O’Shea was dispatched to LA in November 2006 to be the third editor in two years. Friends advised him not to go. “No matter what you do, you will always be viewed as a hatchet man from Chicago,” Times managing editor Doug Frantz warned. He took the job, and an apartment on the beach—too good an opportunity to pass up, O’Shea writes. He supervised deep cuts, but writes that he successfully resisted worse demands from Chicago. In the sixteen months before his time came too—over yet more staff cuts, of course—O’Shea takes credit for streamlining the Times’s structure, adding a profitable new fashion section, and steering the paper toward smarter use of the Internet. (Times journalists, who remember O’Shea more as an aloof editor, might dispute some of that.)
Before he left, the Tribune story took a twist that has yet to be resolved. The Chandlers, worried about their declining dividend checks, forced the company to consider takeover offers. The winner was Sam Zell, a Chicago investor known for buying depressed assets and riding them to huge profits. At first, his new staff was optimistic that Zell would stop the bleeding. But he proved to be even less of a friend than his predecessors. In one notorious incident, he barked “fuck you” at a female photographer who dared to ask about news values. He mocked his editors, and in a visit to the Times shocked staffers when he announced that the paper would start taking ads from strip clubs because, as he said, “it’s un-American not to like pussy.”
With Zell came executives of dubious value, like CEO Randy Michaels, who resigned after The New York Times exposed his boorish treatment of women, and chief innovation officer Lee Abrams, roundly mocked for his rambling, poorly punctuated all-staff e-mails. But the bigger issue is that the Zell deal burdened Tribune with huge debt, adding pressure for even more cuts. O’Shea’s reporting on this point makes for instructive reading on the perils facing today’s media business. His book joins that conversation, while avoiding the neatly wrapped solutions that some might want.

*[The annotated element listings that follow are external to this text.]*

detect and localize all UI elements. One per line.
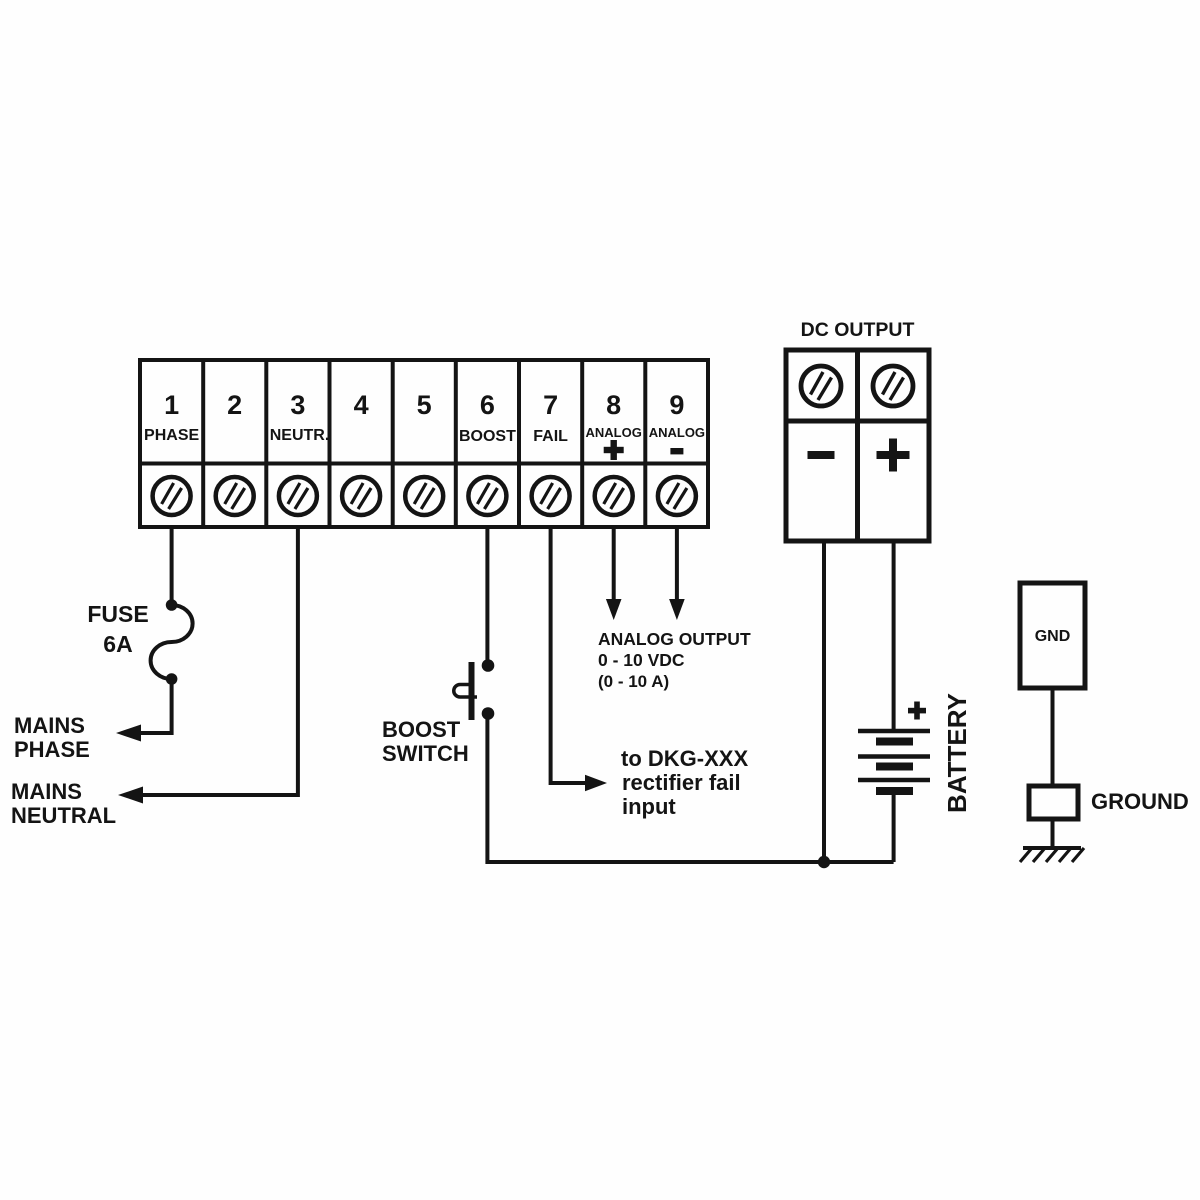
- GND box: [1020, 583, 1085, 688]
- DC output plus sign: [877, 439, 910, 472]
- svg-text:rectifier fail: rectifier fail: [622, 770, 741, 795]
- mains neutral arrowhead: [118, 787, 143, 804]
- terminal 8 plus sign: [604, 440, 624, 460]
- DC output vertical divider: [855, 350, 860, 541]
- svg-text:2: 2: [227, 390, 242, 420]
- boost switch actuator knob: [454, 685, 477, 698]
- terminal screw 8: [595, 477, 633, 515]
- terminal screw 9: [658, 477, 696, 515]
- DC output screw right: [873, 366, 913, 406]
- battery plus sign: [908, 702, 926, 720]
- svg-text:PHASE: PHASE: [14, 737, 90, 762]
- wire terminal 8 to analog plus arrow: [612, 527, 616, 601]
- svg-text:0 - 10 VDC: 0 - 10 VDC: [598, 650, 685, 670]
- mains phase arrowhead: [116, 725, 141, 742]
- terminal block horizontal divider: [140, 462, 708, 466]
- battery plate short 2: [876, 763, 913, 771]
- junction dot minus rail: [818, 856, 830, 868]
- terminal screw 5: [405, 477, 443, 515]
- svg-text:MAINS: MAINS: [11, 779, 82, 804]
- svg-text:4: 4: [354, 390, 369, 420]
- wire battery to bottom rail: [892, 791, 896, 862]
- terminal screw 7: [532, 477, 570, 515]
- boost switch top contact dot: [482, 659, 495, 672]
- terminal screw 1: [153, 477, 191, 515]
- svg-text:FUSE: FUSE: [87, 601, 148, 627]
- battery BT1 plate long 1: [858, 729, 930, 734]
- wire GND to ground electrode: [1051, 688, 1055, 787]
- battery plate short 3: [876, 787, 913, 795]
- wire terminal 7 to fail arrow: [551, 527, 588, 783]
- svg-text:6A: 6A: [103, 631, 132, 657]
- svg-text:7: 7: [543, 390, 558, 420]
- terminal screw 2: [216, 477, 254, 515]
- battery plate long 2: [858, 754, 930, 759]
- battery plate short 1: [876, 738, 913, 746]
- svg-text:5: 5: [417, 390, 432, 420]
- svg-text:input: input: [622, 794, 676, 819]
- svg-text:GROUND: GROUND: [1091, 789, 1189, 814]
- svg-text:(0 - 10 A): (0 - 10 A): [598, 672, 669, 691]
- terminal block outline: [140, 360, 708, 527]
- rectifier fail arrowhead: [585, 775, 607, 791]
- fuse top junction dot: [166, 599, 178, 611]
- wire DC plus to battery: [892, 541, 896, 731]
- wire boost switch to bottom rail: [485, 714, 489, 861]
- svg-text:DC OUTPUT: DC OUTPUT: [801, 319, 915, 341]
- DC output minus sign: [808, 451, 835, 459]
- boost switch bottom contact dot: [482, 707, 495, 720]
- DC output block outline: [786, 350, 929, 541]
- svg-text:PHASE: PHASE: [144, 427, 199, 444]
- bottom rail wire: [485, 860, 893, 864]
- ground electrode box: [1029, 786, 1078, 819]
- svg-text:BOOST: BOOST: [459, 428, 516, 445]
- svg-text:GND: GND: [1035, 628, 1071, 645]
- terminal screw 3: [279, 477, 317, 515]
- terminal screw 4: [342, 477, 380, 515]
- svg-text:ANALOG OUTPUT: ANALOG OUTPUT: [598, 629, 751, 649]
- svg-text:NEUTR.: NEUTR.: [270, 427, 330, 444]
- svg-text:9: 9: [669, 390, 684, 420]
- wire terminal 9 to analog minus arrow: [675, 527, 679, 601]
- svg-text:BOOST: BOOST: [382, 717, 461, 742]
- boost switch bar: [469, 662, 475, 720]
- svg-text:FAIL: FAIL: [533, 428, 568, 445]
- svg-text:1: 1: [164, 390, 179, 420]
- terminal block cell dividers: [203, 360, 645, 527]
- svg-text:MAINS: MAINS: [14, 713, 85, 738]
- svg-text:ANALOG: ANALOG: [586, 425, 642, 440]
- earth ground symbol: [1020, 848, 1084, 862]
- svg-text:8: 8: [606, 390, 621, 420]
- svg-text:BATTERY: BATTERY: [942, 693, 972, 813]
- svg-text:ANALOG: ANALOG: [649, 425, 705, 440]
- wire terminal 3 to mains neutral arrow: [140, 527, 298, 795]
- wire terminal 1 to fuse: [170, 527, 174, 603]
- svg-text:6: 6: [480, 390, 495, 420]
- terminal screw 6: [468, 477, 506, 515]
- DC output horizontal divider: [786, 419, 929, 424]
- wire terminal 6 to boost switch: [485, 527, 489, 662]
- DC output screw left: [801, 366, 841, 406]
- svg-text:to DKG-XXX: to DKG-XXX: [621, 746, 748, 771]
- svg-text:SWITCH: SWITCH: [382, 741, 469, 766]
- fuse F1 S-curve: [151, 605, 193, 679]
- analog plus arrowhead: [606, 599, 622, 620]
- wire fuse to mains phase arrow: [138, 679, 172, 733]
- svg-text:3: 3: [290, 390, 305, 420]
- battery plate long 3: [858, 778, 930, 783]
- wire electrode to earth symbol: [1051, 819, 1055, 848]
- terminal 9 minus sign: [670, 448, 683, 454]
- svg-text:NEUTRAL: NEUTRAL: [11, 803, 116, 828]
- fuse bottom junction dot: [166, 673, 178, 685]
- analog minus arrowhead: [669, 599, 685, 620]
- wire DC minus to bottom rail: [822, 541, 826, 862]
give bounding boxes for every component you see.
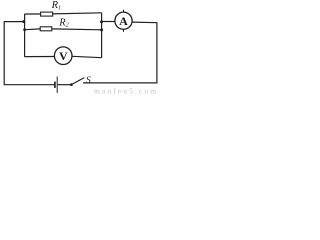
svg-text:S: S [86, 75, 91, 86]
svg-text:manfen5.com: manfen5.com [94, 86, 158, 95]
svg-text:V: V [59, 49, 68, 63]
svg-text:A: A [119, 14, 128, 28]
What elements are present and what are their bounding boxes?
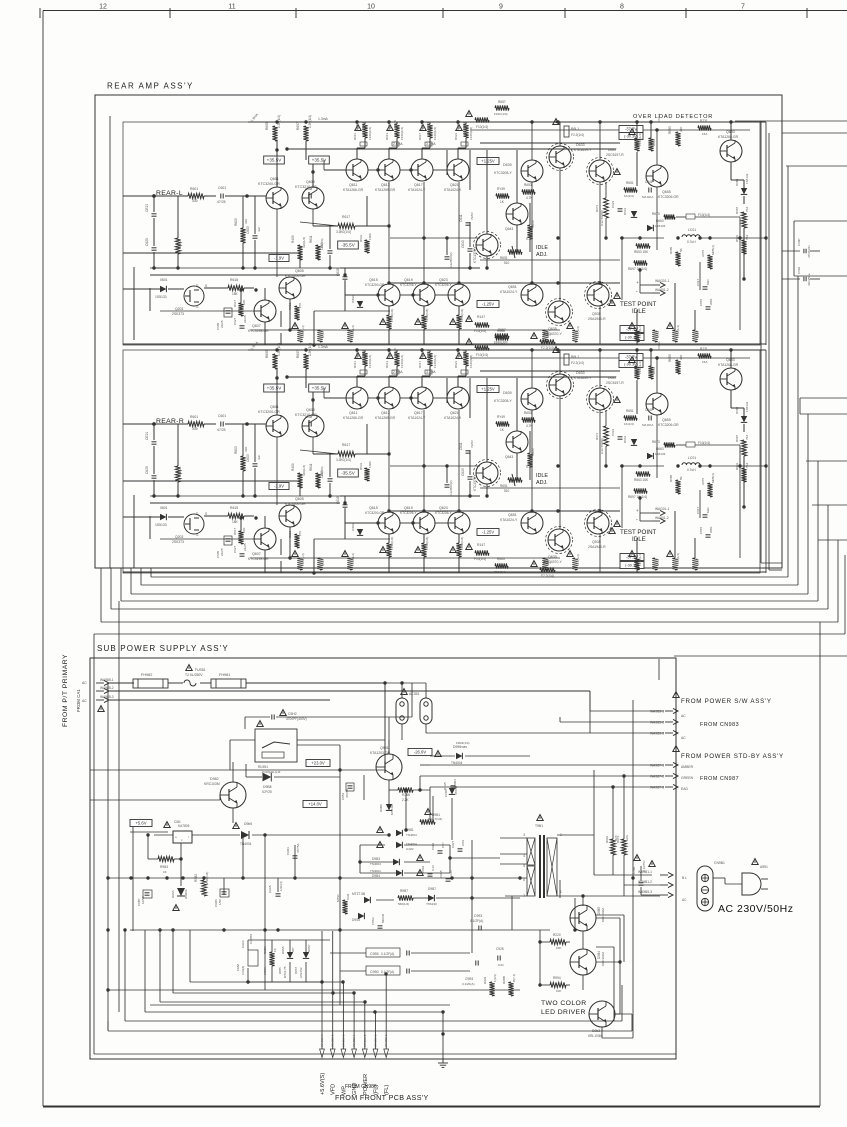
svg-text:R6L1: R6L1 — [571, 127, 579, 131]
svg-text:2SC5197-R: 2SC5197-R — [606, 381, 624, 385]
wire right stub — [800, 413, 847, 415]
resistor R646 vertical — [317, 558, 322, 570]
wire — [695, 216, 740, 218]
svg-text:AC351: AC351 — [409, 692, 419, 696]
svg-text:5: 5 — [523, 864, 525, 868]
svg-text:R671: R671 — [595, 432, 599, 440]
wire — [248, 939, 330, 941]
svg-text:WA986-2: WA986-2 — [374, 1034, 378, 1047]
svg-text:CE21: CE21 — [145, 204, 149, 212]
svg-text:C925: C925 — [496, 947, 504, 951]
warning symbol — [420, 125, 426, 131]
svg-text:Q615: Q615 — [369, 278, 378, 282]
svg-text:D9B7: D9B7 — [428, 887, 436, 891]
resistor R645 F10 — [475, 345, 489, 350]
wire vert — [177, 424, 179, 460]
svg-text:R687: R687 — [735, 206, 739, 214]
svg-text:F1S0(1/4): F1S0(1/4) — [638, 361, 642, 374]
junction — [638, 236, 641, 239]
svg-text:2.6mA: 2.6mA — [393, 370, 403, 374]
resistor R988 — [508, 982, 513, 996]
svg-text:CE21: CE21 — [145, 432, 149, 440]
wire — [174, 858, 181, 860]
svg-text:AC: AC — [82, 699, 87, 703]
resistor R643 vertical — [672, 330, 677, 342]
wire vert — [469, 253, 471, 268]
wire vert — [636, 122, 638, 138]
svg-text:RL951: RL951 — [258, 765, 268, 769]
svg-text:WA986-6: WA986-6 — [331, 1034, 335, 1047]
capacitor C927 0.01 — [458, 849, 463, 851]
wire vert — [446, 238, 448, 255]
svg-text:+5.6V: +5.6V — [135, 821, 146, 826]
svg-text:7: 7 — [741, 4, 745, 11]
wire — [596, 946, 614, 948]
svg-text:D639: D639 — [503, 391, 512, 395]
wire vert — [299, 260, 301, 268]
wire base row2 — [345, 294, 378, 296]
resistor R627 vertical — [634, 558, 639, 570]
svg-text:D9B4: D9B4 — [372, 874, 380, 878]
junction — [387, 120, 390, 123]
svg-text:C9A5: C9A5 — [268, 885, 272, 893]
wire vert — [656, 415, 658, 478]
wire — [388, 534, 390, 543]
junction — [468, 266, 471, 269]
svg-text:Q623: Q623 — [439, 278, 448, 282]
resistor R644 vertical — [347, 330, 352, 342]
svg-text:D9B9: D9B9 — [379, 804, 383, 812]
node — [245, 422, 249, 426]
svg-text:C69P: C69P — [797, 238, 801, 246]
wire vert — [674, 538, 676, 558]
resistor R617v 10K — [238, 303, 243, 316]
diode D986 W4004 — [177, 888, 185, 896]
svg-text:R677: R677 — [178, 468, 182, 476]
wire vert — [254, 468, 256, 496]
svg-text:KTC3208-Y: KTC3208-Y — [494, 171, 512, 175]
wire vert — [636, 538, 638, 558]
svg-text:FH982: FH982 — [141, 673, 152, 677]
wire — [388, 557, 390, 573]
wire — [388, 148, 390, 159]
wire vert — [276, 378, 278, 415]
svg-text:R611: R611 — [309, 463, 313, 471]
svg-text:KTC3206-GR: KTC3206-GR — [658, 423, 679, 427]
svg-text:C641: C641 — [645, 180, 653, 184]
wire rail y283 — [390, 282, 620, 284]
wire — [624, 884, 660, 886]
svg-text:R631: R631 — [359, 234, 363, 242]
transistor Q655 KTC3206-GR — [646, 393, 668, 415]
svg-text:47/75A: 47/75A — [296, 843, 300, 853]
svg-text:D9S6: D9S6 — [171, 890, 175, 898]
svg-text:D639: D639 — [503, 163, 512, 167]
junction — [285, 375, 288, 378]
resistor R994 10K — [550, 982, 566, 987]
wire rail2 — [470, 357, 750, 359]
warning symbol T981 — [537, 815, 543, 821]
svg-text:F160(1/4): F160(1/4) — [368, 127, 372, 140]
wire vert — [312, 209, 314, 226]
junction — [676, 464, 679, 467]
svg-text:KTC3206-Y: KTC3206-Y — [435, 283, 453, 287]
capacitor C641 MA DKA — [649, 188, 651, 193]
svg-text:R9B3: R9B3 — [160, 865, 168, 869]
svg-text:EAD: EAD — [681, 787, 689, 791]
wire vert — [559, 717, 561, 722]
svg-text:1S5133: 1S5133 — [745, 401, 749, 412]
wire — [297, 739, 385, 741]
resistor R615 18K — [228, 285, 244, 290]
junction — [253, 494, 256, 497]
transistor Q607 KTC3198-GR — [254, 528, 276, 550]
svg-text:ADJ.: ADJ. — [536, 252, 548, 258]
svg-text:10: 10 — [367, 4, 375, 11]
svg-text:D9S7: D9S7 — [307, 944, 311, 952]
ruler tick — [39, 8, 41, 18]
wire — [246, 776, 262, 778]
amp bus line 1 — [151, 576, 788, 578]
connector WA987-3 — [650, 784, 678, 789]
connector WA985-3 — [96, 697, 109, 702]
junction — [181, 876, 184, 879]
voltage +14.0V — [303, 801, 327, 808]
svg-text:F1S0(1/4): F1S0(1/4) — [390, 309, 394, 322]
svg-text:F160(1/4): F160(1/4) — [400, 127, 404, 140]
wire vert — [299, 253, 301, 260]
wire — [425, 683, 427, 698]
junction — [698, 236, 701, 239]
wire right vert — [817, 461, 819, 601]
svg-text:TEST POINT: TEST POINT — [620, 529, 657, 536]
svg-text:R677: R677 — [178, 240, 182, 248]
connector WA983-1 — [650, 708, 678, 713]
wire — [442, 1012, 444, 1057]
transformer T981 secondary winding — [547, 838, 557, 896]
wire right vert — [799, 398, 801, 414]
svg-text:3.3K0(1/4): 3.3K0(1/4) — [336, 230, 351, 234]
wire — [271, 966, 273, 982]
diode D955 — [287, 952, 293, 958]
resistor R617v 10K — [238, 531, 243, 544]
svg-text:W7: W7 — [291, 947, 295, 952]
wire base row1 — [433, 169, 447, 171]
wire — [423, 557, 425, 573]
node — [152, 194, 156, 198]
wire — [743, 456, 745, 507]
wire — [148, 858, 158, 860]
svg-text:510: 510 — [504, 489, 510, 493]
transistor Q605 KTC3200-GR — [279, 277, 301, 299]
wire vert — [147, 835, 149, 859]
svg-text:+35.5V: +35.5V — [267, 386, 283, 391]
svg-text:3: 3 — [523, 833, 525, 837]
wire vert — [446, 378, 448, 403]
wire — [590, 710, 664, 712]
junction — [556, 236, 559, 239]
amp bus wire v — [120, 568, 122, 601]
junction — [152, 494, 155, 497]
wire vert — [636, 350, 638, 366]
wire vert — [471, 840, 473, 930]
wire — [153, 218, 155, 246]
svg-text:C815: C815 — [699, 298, 703, 306]
svg-text:0.1V: 0.1V — [431, 865, 435, 871]
wire — [356, 376, 358, 387]
wire — [411, 952, 470, 954]
svg-text:KTA1024-Y: KTA1024-Y — [408, 416, 426, 420]
capacitor C690 4700/26V — [804, 249, 806, 254]
wire vert — [469, 222, 471, 247]
wire — [123, 571, 766, 573]
wire vert — [739, 217, 741, 330]
wire mid rail — [150, 495, 340, 497]
svg-text:D641: D641 — [623, 207, 627, 215]
junction — [635, 120, 638, 123]
wire right vert — [768, 133, 770, 570]
wire — [619, 962, 621, 1014]
wire base row1 — [324, 397, 346, 399]
wire — [247, 940, 249, 950]
svg-text:F2.2(1/4): F2.2(1/4) — [576, 554, 580, 566]
wire staircase y1021 — [125, 1020, 622, 1022]
wire vert — [242, 424, 244, 456]
wire — [150, 1004, 450, 1006]
wire vert — [636, 380, 638, 414]
svg-text:R6L1: R6L1 — [571, 355, 579, 359]
svg-text:R623: R623 — [387, 351, 391, 358]
resistor R611 — [315, 473, 320, 488]
wire — [423, 329, 425, 345]
svg-text:W9SA: W9SA — [263, 967, 267, 975]
svg-text:WA985-1: WA985-1 — [100, 678, 114, 682]
svg-text:F16C(1/4): F16C(1/4) — [494, 340, 508, 344]
wire — [731, 407, 744, 409]
junction — [445, 464, 448, 467]
diode D990 TN4004 — [456, 753, 462, 759]
diode D611 — [357, 529, 363, 535]
wire — [432, 796, 434, 820]
junction — [338, 928, 341, 931]
wire mid rail2 — [390, 465, 480, 467]
warning symbol — [420, 353, 426, 359]
junction — [738, 236, 741, 239]
fuse holder FH981 — [211, 679, 246, 688]
wire vert — [599, 182, 601, 284]
resistor R663 F1S — [495, 335, 508, 340]
capacitor C985 1/2F — [276, 894, 281, 896]
svg-text:KTC3206-Y: KTC3206-Y — [400, 511, 418, 515]
diode D661 1S5133 — [631, 439, 637, 445]
resistor R613 270 — [294, 534, 299, 548]
svg-text:Q203: Q203 — [175, 307, 183, 311]
capacitor C9S5 0.01 — [446, 879, 451, 881]
junction — [409, 168, 412, 171]
svg-text:F1S0(1/4): F1S0(1/4) — [460, 537, 464, 550]
svg-text:R673: R673 — [652, 212, 660, 216]
svg-text:D9B3: D9B3 — [372, 857, 380, 861]
wire staircase v — [189, 930, 191, 982]
svg-text:2SK373: 2SK373 — [172, 540, 184, 544]
svg-text:7K4: 7K4 — [745, 234, 749, 240]
wire vert — [180, 843, 182, 886]
junction — [304, 348, 307, 351]
wire — [109, 682, 134, 684]
svg-text:WA985-2: WA985-2 — [100, 686, 114, 690]
wire — [596, 961, 620, 963]
junction — [146, 876, 149, 879]
svg-text:R651: R651 — [626, 181, 634, 185]
trimmer R651 510 — [508, 477, 522, 482]
capacitor C987 10/50 — [143, 890, 152, 898]
svg-text:18K: 18K — [232, 292, 239, 296]
resistor R671 0.22 5W — [604, 198, 609, 218]
svg-text:TN4004: TN4004 — [370, 869, 381, 873]
svg-text:R631: R631 — [359, 462, 363, 470]
svg-text:M21: M21 — [706, 507, 710, 513]
wire — [108, 877, 500, 879]
junction — [638, 464, 641, 467]
junction — [598, 281, 601, 284]
transistor Q655 KTC3206-GR — [646, 165, 668, 187]
wire — [154, 267, 178, 269]
wire vert — [516, 150, 518, 203]
svg-text:F1S0(1/4): F1S0(1/4) — [351, 553, 355, 566]
wire — [123, 343, 766, 345]
resistor R657b F2.2 — [540, 567, 555, 572]
wire bottom bus2 — [43, 1106, 820, 1108]
svg-text:0.22/50V(2): 0.22/50V(2) — [449, 480, 453, 496]
resistor R991 — [610, 839, 615, 855]
wire — [240, 290, 242, 303]
resistor R621 vertical — [634, 366, 639, 379]
junction — [179, 857, 182, 860]
wire vert — [254, 240, 256, 268]
warning symbol — [355, 125, 361, 131]
svg-text:WA986-4: WA986-4 — [352, 1034, 356, 1047]
svg-text:18K: 18K — [232, 520, 239, 524]
svg-text:D1H5: D1H5 — [443, 782, 447, 790]
plug A991 — [742, 873, 761, 895]
svg-text:0.22 5W(NI): 0.22 5W(NI) — [600, 438, 604, 454]
relay RL951 — [255, 729, 297, 762]
wire — [743, 408, 745, 416]
junction — [485, 494, 488, 497]
svg-text:1.3mA: 1.3mA — [318, 345, 329, 349]
svg-text:R627: R627 — [420, 123, 424, 130]
wire — [640, 292, 652, 294]
svg-text:Q619: Q619 — [404, 506, 413, 510]
resistor above Q621 — [463, 352, 468, 366]
svg-text:F5A0(1/4): F5A0(1/4) — [426, 349, 430, 362]
svg-text:7K4: 7K4 — [745, 434, 749, 440]
svg-text:0601: 0601 — [160, 506, 168, 510]
svg-text:Q607: Q607 — [252, 324, 261, 328]
junction — [146, 833, 149, 836]
resistor R609 — [297, 473, 302, 488]
svg-text:KTC3200-GR: KTC3200-GR — [365, 283, 385, 287]
capacitor C625 470/50 — [152, 248, 157, 250]
wire vert — [405, 790, 407, 830]
svg-text:FROM CN987: FROM CN987 — [700, 776, 739, 782]
wire vert — [589, 691, 591, 711]
svg-text:3.7mA: 3.7mA — [426, 370, 436, 374]
wire staircase v — [144, 930, 146, 1012]
wire — [271, 940, 273, 952]
transistor Q623 KTC3206-Y — [448, 284, 470, 306]
wire — [168, 682, 183, 684]
svg-text:C641: C641 — [645, 408, 653, 412]
junction — [581, 894, 584, 897]
wire vert — [699, 262, 701, 290]
svg-text:C9R4: C9R4 — [465, 977, 473, 981]
junction — [538, 940, 541, 943]
wire vert — [529, 431, 531, 453]
wire — [426, 732, 590, 734]
capacitor C609 — [328, 251, 333, 253]
junction — [338, 768, 341, 771]
wire — [743, 424, 745, 432]
svg-text:KRC103M: KRC103M — [204, 782, 220, 786]
svg-text:0.C4/5A: 0.C4/5A — [249, 934, 253, 944]
capacitor C608 — [309, 422, 311, 427]
wire vert — [264, 288, 266, 300]
capacitor C617 M21 — [703, 287, 708, 289]
warning symbol — [614, 397, 620, 403]
svg-text:LC01: LC01 — [688, 456, 696, 460]
wire — [730, 162, 732, 180]
svg-text:R668: R668 — [546, 559, 550, 566]
connector WA985-2 — [96, 688, 109, 693]
svg-text:30K: 30K — [679, 127, 683, 132]
svg-text:0601: 0601 — [160, 278, 168, 282]
diode D981 TN4004 — [396, 830, 402, 836]
junction — [764, 236, 767, 239]
svg-text:R617: R617 — [418, 132, 422, 140]
wire vert — [621, 466, 623, 528]
wire — [457, 376, 459, 387]
svg-text:Q617: Q617 — [414, 183, 423, 187]
svg-text:F1S0(1/4): F1S0(1/4) — [638, 133, 642, 146]
junction — [698, 464, 701, 467]
wire — [312, 160, 314, 187]
resistor R641 F2.2 — [564, 126, 569, 137]
wire vert — [636, 342, 638, 345]
capacitor C481 0.1/275V — [639, 883, 644, 885]
wire — [154, 834, 173, 836]
wire — [401, 683, 403, 698]
wire vert — [280, 311, 282, 327]
svg-text:D9S5: D9S5 — [281, 946, 285, 954]
diode D685 1S5133 — [741, 416, 747, 422]
junction — [620, 464, 623, 467]
wire — [402, 682, 426, 684]
svg-text:33K: 33K — [244, 447, 248, 452]
svg-text:WA986-3: WA986-3 — [363, 1034, 367, 1047]
junction — [638, 496, 641, 499]
svg-text:270: 270 — [298, 303, 302, 308]
junction — [275, 348, 278, 351]
amp bus wire v — [100, 568, 102, 622]
connector pin WA986-2 — [375, 1012, 377, 1049]
junction — [411, 521, 414, 524]
wire — [90, 799, 220, 801]
svg-text:Q535: Q535 — [592, 312, 601, 316]
svg-text:R617: R617 — [233, 299, 237, 307]
transistor Q617 KTA1024-Y — [411, 159, 433, 181]
svg-text:+23.0V: +23.0V — [311, 761, 325, 766]
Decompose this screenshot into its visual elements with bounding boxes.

He writes in summation that “the real question we face is not whether we still have newspapers; the real question is, will we still have journalism—not aggregated content gathered to foster ad sales—but hard-hitting, time consuming investigative and analytical reporting.” Of course, hard-hitting analysis is alive and well online and more easily accessible now to a reader in, say, Fresno than in the days when a wire editor at The Fresno Bee chose a few stories for inside pages. Investigative reporting is still as difficult and expensive as ever, but innovators like ProPublica and California Watch are trying to fill in the gaps left by the weakening of newspapers.
Some are weaker than others. His old paper, the Chicago Tribune, has become “sophomoric, parochial, and superficial,” O’Shea writes. He cancelled his subscription. The Times, meanwhile, is far smaller in size and paid circulation than it once was. Still, this year the paper won a pair of Pulitzer prizes.
O’Shea has proven himself adaptable. He now runs the Chicago News Cooperative, a website that also produces local news stories for the Chicago edition of The New York Times. One of his fundraising stops was the McCormick Foundation, where he had to pitch David Hiller, the publisher who fired him in Los Angeles. O’Shea didn’t get the money.
Kevin Roderick is a Los Angeles author, radio commentator, and the editor-publisher of LAObserved.com.